14.164   In recognition of this problem, the combined Queensland Gold Coast Mental Health and the Alcohol, Tobacco and Other Drugs Services (ATODS) has made a submission for the establishment of a 24 bed inpatient facility for management of people with dual diagnosis at the proposed new Gold Coast Health Services District Hospital. ATODS Director Dr Lynn Hawken advised:

While patients with a mental illness are generally better managed in MH [mental health] wards during the acute stage of psychosis, those with co-occurring substance use problems who are non-acute, may often be better managed in a detoxification ward where staff have the necessary training and expertise, and where a safer and more secure environment can be provided for them.

With respect to the intersection between GCHSD Mental Health Services and Alcohol, Tobacco and Other Drug Services, we feel the best way of supporting mental health services in its challenge to better manage co-occurring substance use problems among its patients would be to establish a specialised alcohol and other drugs detoxification ward here on the Gold Coast.[1718]

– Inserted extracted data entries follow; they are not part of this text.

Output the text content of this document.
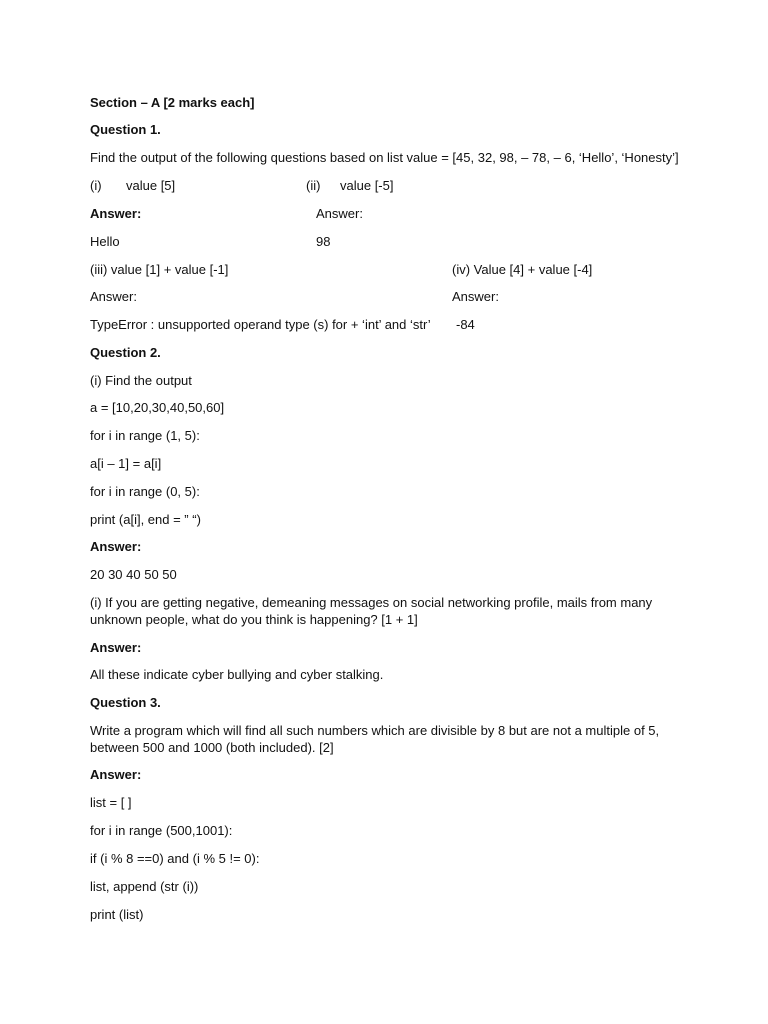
Section – A [2 marks each]
Question 1.
Find the output of the following questions based on list value = [45, 32, 98, – 78, – 6, ‘Hello’, ‘Honesty’]
(i) value [5]	(ii) value [-5]
Answer:	Answer:
Hello	98
(iii) value [1] + value [-1]	(iv) Value [4] + value [-4]
Answer:	Answer:
TypeError : unsupported operand type (s) for + ‘int’ and ‘str’ -84
Question 2.
(i) Find the output
a = [10,20,30,40,50,60]
for i in range (1, 5):
a[i – 1] = a[i]
for i in range (0, 5):
print (a[i], end = ” “)
Answer:
20 30 40 50 50
(i) If you are getting negative, demeaning messages on social networking profile, mails from many
unknown people, what do you think is happening? [1 + 1]
Answer:
All these indicate cyber bullying and cyber stalking.
Question 3.
Write a program which will find all such numbers which are divisible by 8 but are not a multiple of 5,
between 500 and 1000 (both included). [2]
Answer:
list = [ ]
for i in range (500,1001):
if (i % 8 ==0) and (i % 5 != 0):
list, append (str (i))
print (list)
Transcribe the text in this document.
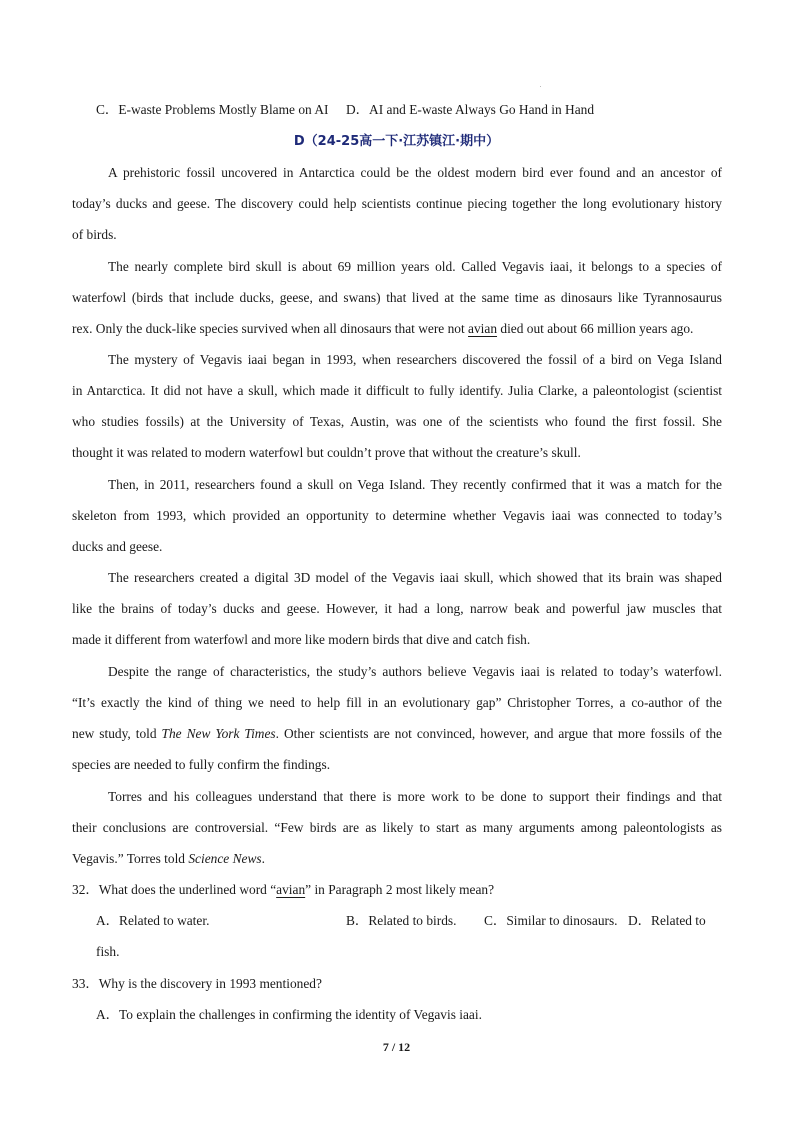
C．E-waste Problems Mostly Blame on AI D．AI and E-waste Always Go Hand in Hand
D（24-25高一下·江苏镇江·期中）
A prehistoric fossil uncovered in Antarctica could be the oldest modern bird ever found and an ancestor of
today’s ducks and geese. The discovery could help scientists continue piecing together the long evolutionary history
of birds.
The nearly complete bird skull is about 69 million years old. Called Vegavis iaai, it belongs to a species of
waterfowl (birds that include ducks, geese, and swans) that lived at the same time as dinosaurs like Tyrannosaurus
rex. Only the duck-like species survived when all dinosaurs that were not avian died out about 66 million years ago.
The mystery of Vegavis iaai began in 1993, when researchers discovered the fossil of a bird on Vega Island
in Antarctica. It did not have a skull, which made it difficult to fully identify. Julia Clarke, a paleontologist (scientist
who studies fossils) at the University of Texas, Austin, was one of the scientists who found the first fossil. She
thought it was related to modern waterfowl but couldn’t prove that without the creature’s skull.
Then, in 2011, researchers found a skull on Vega Island. They recently confirmed that it was a match for the
skeleton from 1993, which provided an opportunity to determine whether Vegavis iaai was connected to today’s
ducks and geese.
The researchers created a digital 3D model of the Vegavis iaai skull, which showed that its brain was shaped
like the brains of today’s ducks and geese. However, it had a long, narrow beak and powerful jaw muscles that
made it different from waterfowl and more like modern birds that dive and catch fish.
Despite the range of characteristics, the study’s authors believe Vegavis iaai is related to today’s waterfowl.
“It’s exactly the kind of thing we need to help fill in an evolutionary gap” Christopher Torres, a co-author of the
new study, told The New York Times. Other scientists are not convinced, however, and argue that more fossils of the
species are needed to fully confirm the findings.
Torres and his colleagues understand that there is more work to be done to support their findings and that
their conclusions are controversial. “Few birds are as likely to start as many arguments among paleontologists as
Vegavis.” Torres told Science News.
32．What does the underlined word “avian” in Paragraph 2 most likely mean?
A．Related to water.	B．Related to birds. C．Similar to dinosaurs. D．Related to
fish.
33．Why is the discovery in 1993 mentioned?
A．To explain the challenges in confirming the identity of Vegavis iaai.
7 / 12
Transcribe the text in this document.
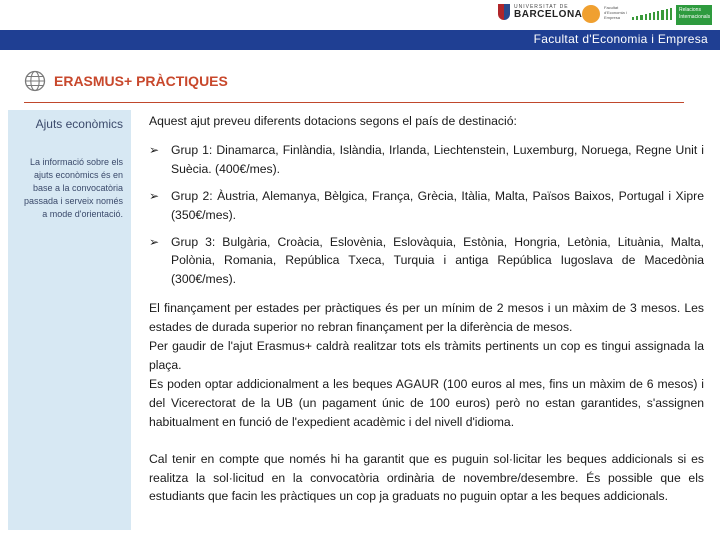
UNIVERSITAT DE
BARCELONA
Facultat d'Economia i Empresa
Relacions Internacionals
Facultat d'Economia i Empresa
ERASMUS+ PRÀCTIQUES
Ajuts econòmics
La informació sobre els ajuts econòmics és en base a la convocatòria passada i serveix només a mode d'orientació.

Aquest ajut preveu diferents dotacions segons el país de destinació:

➢ Grup 1: Dinamarca, Finlàndia, Islàndia, Irlanda, Liechtenstein, Luxemburg, Noruega, Regne Unit i Suècia. (400€/mes).
➢ Grup 2: Àustria, Alemanya, Bèlgica, França, Grècia, Itàlia, Malta, Països Baixos, Portugal i Xipre (350€/mes).
➢ Grup 3: Bulgària, Croàcia, Eslovènia, Eslovàquia, Estònia, Hongria, Letònia, Lituània, Malta, Polònia, Romania, República Txeca, Turquia i antiga República Iugoslava de Macedònia (300€/mes).

El finançament per estades per pràctiques és per un mínim de 2 mesos i un màxim de 3 mesos. Les estades de durada superior no rebran finançament per la diferència de mesos.

Per gaudir de l'ajut Erasmus+ caldrà realitzar tots els tràmits pertinents un cop es tingui assignada la plaça.

Es poden optar addicionalment a les beques AGAUR (100 euros al mes, fins un màxim de 6 mesos) i del Vicerectorat de la UB (un pagament únic de 100 euros) però no estan garantides, s'assignen habitualment en funció de l'expedient acadèmic i del nivell d'idioma.

Cal tenir en compte que només hi ha garantit que es puguin sol·licitar les beques addicionals si es realitza la sol·licitud en la convocatòria ordinària de novembre/desembre. És possible que els estudiants que facin les pràctiques un cop ja graduats no puguin optar a les beques addicionals.
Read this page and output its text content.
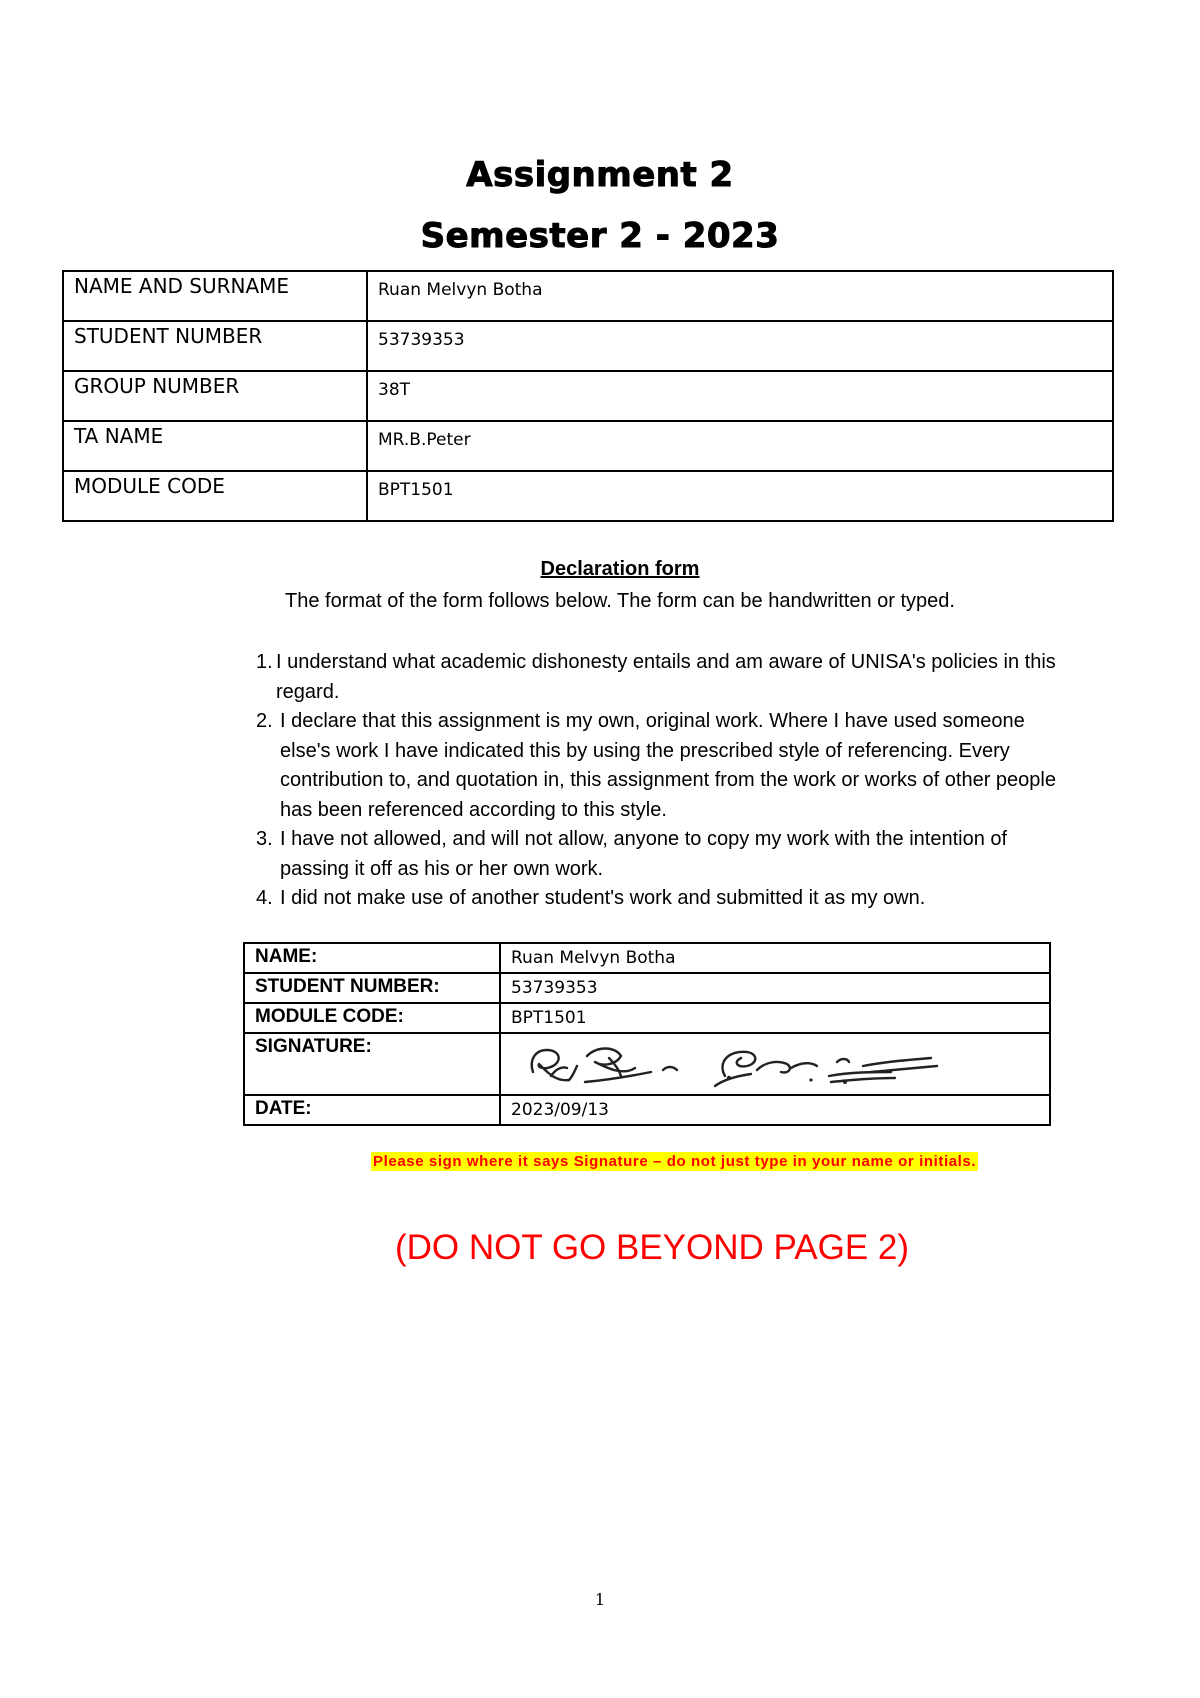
Assignment 2
Semester 2 - 2023
NAME AND SURNAME	Ruan Melvyn Botha
STUDENT NUMBER	53739353
GROUP NUMBER	38T
TA NAME	MR.B.Peter
MODULE CODE	BPT1501
Declaration form
The format of the form follows below. The form can be handwritten or typed.
1. I understand what academic dishonesty entails and am aware of UNISA's policies in this regard.
2. I declare that this assignment is my own, original work. Where I have used someone else's work I have indicated this by using the prescribed style of referencing. Every contribution to, and quotation in, this assignment from the work or works of other people has been referenced according to this style.
3. I have not allowed, and will not allow, anyone to copy my work with the intention of passing it off as his or her own work.
4. I did not make use of another student's work and submitted it as my own.
NAME:	Ruan Melvyn Botha
STUDENT NUMBER:	53739353
MODULE CODE:	BPT1501
SIGNATURE:	

DATE:	2023/09/13
Please sign where it says Signature – do not just type in your name or initials.
(DO NOT GO BEYOND PAGE 2)
1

14.165   There is also potential to build services for dual diagnosis in private settings, As discussed above, the model would require guaranteed government funding, perhaps through a bed buying arrangement as applied in Tasmania. Medical insurance and Medicare bulk billing options would also be required to make it affordable for this cohort.[1719]

Concluding remarks

14.166   Governments appear to have difficulty engaging with the realities of dual diagnosis. This is reflected in the declaration in the National Mental Health Plan that 'drug and alcohol problems are primarily the responsibility of the drug and alcohol service system'. The evidence before the committee clearly indicates that it is counterproductive to separate out mental health and drug and alcohol services in such a definite way.

14.167   Progress overseas has been achieved by comprehensive review of both mental health and drug and alcohol policies. Suicide rates have dropped. This is credited to reduced access to drug supplies in combination with increased provision of integrated drug and alcohol and mental health services.

14.168   It is doubtful that being 'tough on drugs' without the existence of a robust well integrated service network to support this vulnerable group will yield the desired results. People with dual diagnosis—now the 'expectation rather than the exception' amongst those with mental health problems—will remain 'forgotten people', and continue to fall through the cracks, either into gaol or to their deaths.

14.169   The enormity of the problem suggests an immediate response from government. Federal government must grasp the 'burning brand' and lead the states on service integration. As potently argued in the evidence there is an urgent need to build bridges by taking what's best and developing on existing successful models.